Failure to reject the null hypothesis indicates that there was no statistically significant association between weather season and cycling flows on weekends and weekdays.
chi1 <- chisq.test(table(Cycling$weekend,Cycling$Season))
chi1##
## Pearson's Chi-squared test
##
## data: table(Cycling$weekend, Cycling$Season)
## X-squared = 4.706, df = 3, p-value = 0.1946
chi1$observed #observed values##
## Autumn Spring Summer Winter
## Weekday 9297 10807 9656 10341
## Weekend 3728 4271 3998 4275
chi1$expected %>% round(2) #expected values##
## Autumn Spring Summer Winter
## Weekday 9265.35 10725.75 9712.79 10397.11
## Weekend 3759.65 4352.25 3941.21 4218.89
chi1$stdres %>% round(2) #standardised residuals##
## Autumn Spring Summer Winter
## Weekday 0.70 1.71 -1.23 -1.19
## Weekend -0.70 -1.71 1.23 1.19
qchisq(p = .95,df = 3)## [1] 7.814728
pchisq(q = 4.706,df = 3,lower.tail = FALSE)## [1] 0.1946353
chi<-chisq.test(table(Cycling$weekend,Cycling$Season))

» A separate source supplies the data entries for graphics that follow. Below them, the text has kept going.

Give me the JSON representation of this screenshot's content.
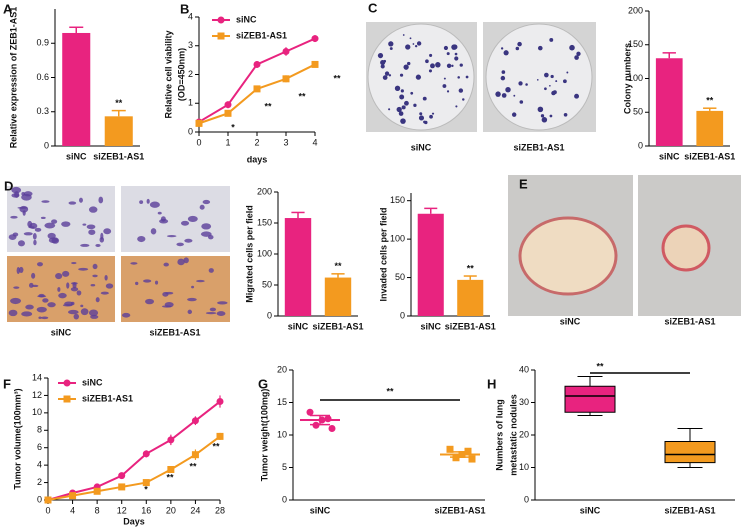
{
  "chart_data": [
    {
      "type": "bar",
      "label": "A",
      "ylabel": "Relative expression of ZEB1-AS1",
      "categories": [
        "siNC",
        "siZEB1-AS1"
      ],
      "values": [
        0.99,
        0.26
      ],
      "errors": [
        0.05,
        0.05
      ],
      "colors": [
        "#e8237f",
        "#f39a1f"
      ],
      "ylim": [
        0,
        1.2
      ],
      "yticks": [
        0,
        0.3,
        0.6,
        0.9
      ],
      "annotations": [
        "**"
      ]
    },
    {
      "type": "line",
      "label": "B",
      "ylabel": [
        "Relative cell viability",
        "(OD=450nm)"
      ],
      "xlabel": "days",
      "x": [
        0,
        1,
        2,
        3,
        4
      ],
      "xlim": [
        0,
        4
      ],
      "xticks": [
        0,
        1,
        2,
        3,
        4
      ],
      "ylim": [
        0,
        4
      ],
      "yticks": [
        0,
        1,
        2,
        3,
        4
      ],
      "series": [
        {
          "name": "siNC",
          "color": "#e8237f",
          "marker": "circle",
          "values": [
            0.35,
            0.95,
            2.35,
            2.8,
            3.25
          ],
          "errors": [
            0.08,
            0.12,
            0.12,
            0.15,
            0.12
          ]
        },
        {
          "name": "siZEB1-AS1",
          "color": "#f39a1f",
          "marker": "square",
          "values": [
            0.3,
            0.65,
            1.5,
            1.85,
            2.35
          ],
          "errors": [
            0.06,
            0.1,
            0.1,
            0.12,
            0.08
          ]
        }
      ],
      "annotations": [
        "*",
        "**",
        "**",
        "**"
      ]
    },
    {
      "type": "bar",
      "ylabel": "Colony numbers",
      "categories": [
        "siNC",
        "siZEB1-AS1"
      ],
      "values": [
        130,
        52
      ],
      "errors": [
        8,
        4
      ],
      "colors": [
        "#e8237f",
        "#f39a1f"
      ],
      "ylim": [
        0,
        200
      ],
      "yticks": [
        0,
        50,
        100,
        150,
        200
      ],
      "annotations": [
        "**"
      ]
    },
    {
      "type": "bar",
      "ylabel": "Migrated cells per field",
      "categories": [
        "siNC",
        "siZEB1-AS1"
      ],
      "values": [
        158,
        62
      ],
      "errors": [
        9,
        6
      ],
      "colors": [
        "#e8237f",
        "#f39a1f"
      ],
      "ylim": [
        0,
        200
      ],
      "yticks": [
        0,
        50,
        100,
        150,
        200
      ],
      "annotations": [
        "**"
      ]
    },
    {
      "type": "bar",
      "ylabel": "Invaded cells per field",
      "categories": [
        "siNC",
        "siZEB1-AS1"
      ],
      "values": [
        133,
        47
      ],
      "errors": [
        7,
        5
      ],
      "colors": [
        "#e8237f",
        "#f39a1f"
      ],
      "ylim": [
        0,
        160
      ],
      "yticks": [
        0,
        50,
        100,
        150
      ],
      "annotations": [
        "**"
      ]
    },
    {
      "type": "line",
      "label": "F",
      "ylabel": "Tumor volume(100mm³)",
      "xlabel": "Days",
      "x": [
        0,
        4,
        8,
        12,
        16,
        20,
        24,
        28
      ],
      "xlim": [
        0,
        28
      ],
      "xticks": [
        0,
        4,
        8,
        12,
        16,
        20,
        24,
        28
      ],
      "ylim": [
        0,
        14
      ],
      "yticks": [
        0,
        2,
        4,
        6,
        8,
        10,
        12,
        14
      ],
      "series": [
        {
          "name": "siNC",
          "color": "#e8237f",
          "marker": "circle",
          "values": [
            0,
            0.8,
            1.5,
            2.8,
            5.3,
            6.9,
            9.1,
            11.3
          ],
          "errors": [
            0.05,
            0.2,
            0.3,
            0.3,
            0.4,
            0.6,
            0.5,
            0.7
          ]
        },
        {
          "name": "siZEB1-AS1",
          "color": "#f39a1f",
          "marker": "square",
          "values": [
            0,
            0.5,
            1.0,
            1.5,
            2.0,
            3.5,
            5.2,
            7.3
          ],
          "errors": [
            0.05,
            0.15,
            0.2,
            0.2,
            0.3,
            0.4,
            0.6,
            0.4
          ]
        }
      ],
      "annotations": [
        "*",
        "**",
        "**",
        "**"
      ]
    },
    {
      "type": "scatter",
      "label": "G",
      "ylabel": "Tumor weight(100mg)",
      "categories": [
        "siNC",
        "siZEB1-AS1"
      ],
      "colors": [
        "#e8237f",
        "#f39a1f"
      ],
      "points": [
        [
          13.5,
          12.5,
          11.5,
          11.0,
          12.3
        ],
        [
          7.8,
          7.5,
          6.5,
          6.3,
          7.0
        ]
      ],
      "means": [
        12.3,
        7.0
      ],
      "errors": [
        0.7,
        0.4
      ],
      "ylim": [
        0,
        20
      ],
      "yticks": [
        0,
        5,
        10,
        15,
        20
      ],
      "annotations": [
        "**"
      ]
    },
    {
      "type": "box",
      "label": "H",
      "ylabel": [
        "Numbers of lung",
        "metastatic nodules"
      ],
      "categories": [
        "siNC",
        "siZEB1-AS1"
      ],
      "colors": [
        "#e8237f",
        "#f39a1f"
      ],
      "min": [
        26,
        10
      ],
      "q1": [
        27,
        11.5
      ],
      "median": [
        32,
        14
      ],
      "q3": [
        35,
        18
      ],
      "max": [
        38,
        22
      ],
      "ylim": [
        0,
        40
      ],
      "yticks": [
        0,
        10,
        20,
        30,
        40
      ],
      "annotations": [
        "**"
      ]
    }
  ],
  "images": [
    {
      "label": "C",
      "captions": [
        "siNC",
        "siZEB1-AS1"
      ]
    },
    {
      "label": "D",
      "captions": [
        "siNC",
        "siZEB1-AS1"
      ]
    },
    {
      "label": "E",
      "captions": [
        "siNC",
        "siZEB1-AS1"
      ]
    }
  ]
}
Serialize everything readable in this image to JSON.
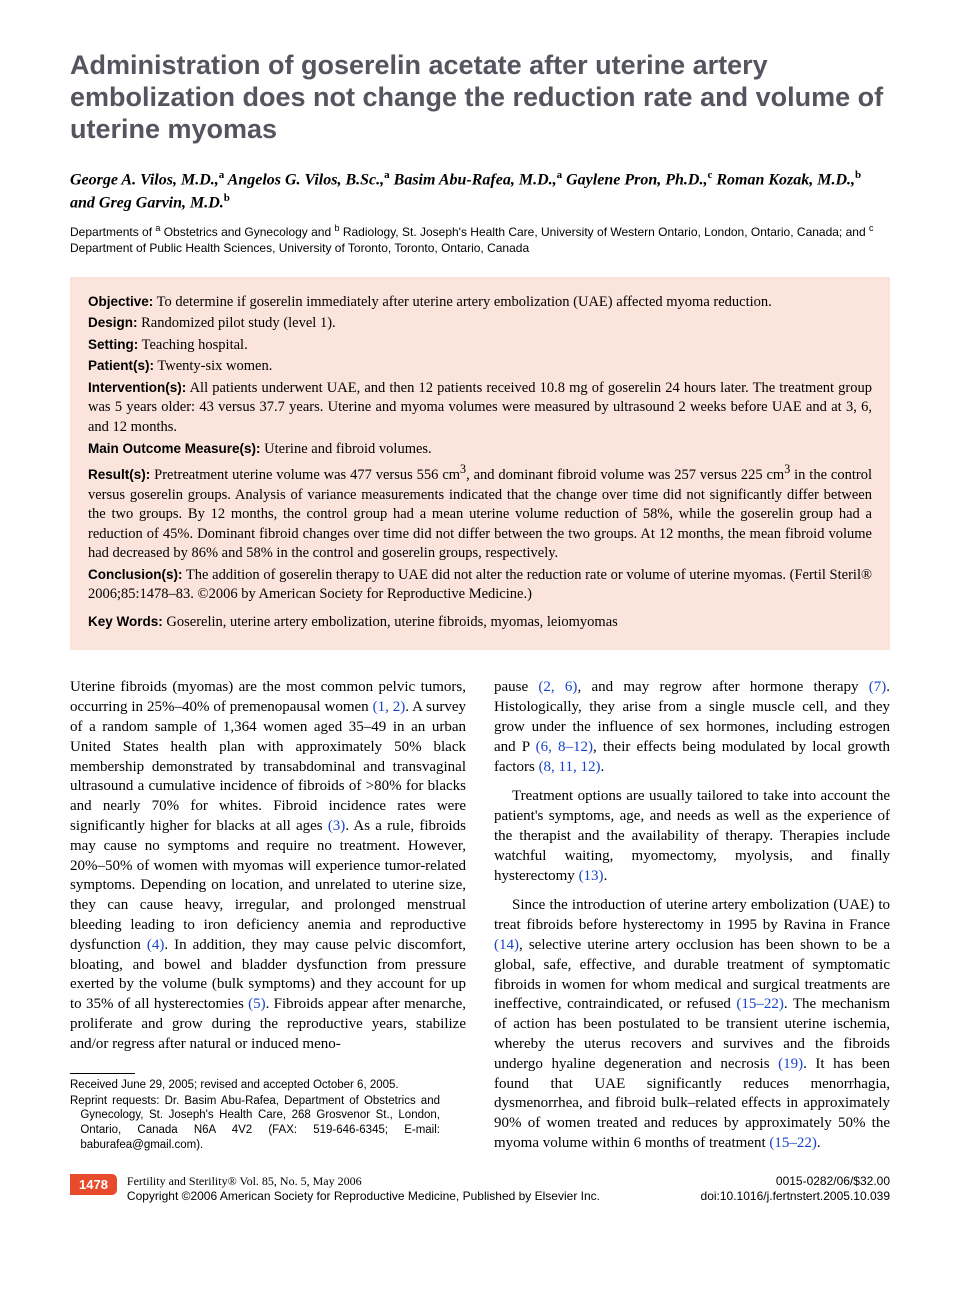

chi$p.value## [1] 0.194632
Major findings
A Chi-square test of association was used to test for a statistically significant association between cycling flows on weekends and weekdays, and weather season (summer, winter, autumn, spring).
The results of this study did not find a statistically significant association between weather season and cycling flows on weekdays and weekends, χ2=4.71, p=0.19.
The results suggest that weather season and flow of cyclists on weekends and weekdays are independent variables.
Strengths and limitations
While this investigation considered real data, it’s important to note one of the potential limitations.
It is unclear how the original sample was sourced and whether a probability based sampling method was used. It is unclear whether the times, locations and dates chosen to conduct the survey were biased in any way.
The investigator would need to follow-up with a proper random sample and repeat the Chi-square test of association before being confident in the conclusion.
A strength of this investigation is that, while it was not possible to collate data on all cycling flows during 2005-2012, the sample was relatively large (with over 56,000 records).
Data.vic.gov.au, ‘Bicycle Volumes - VicRoads’, accessed 23 May 2017.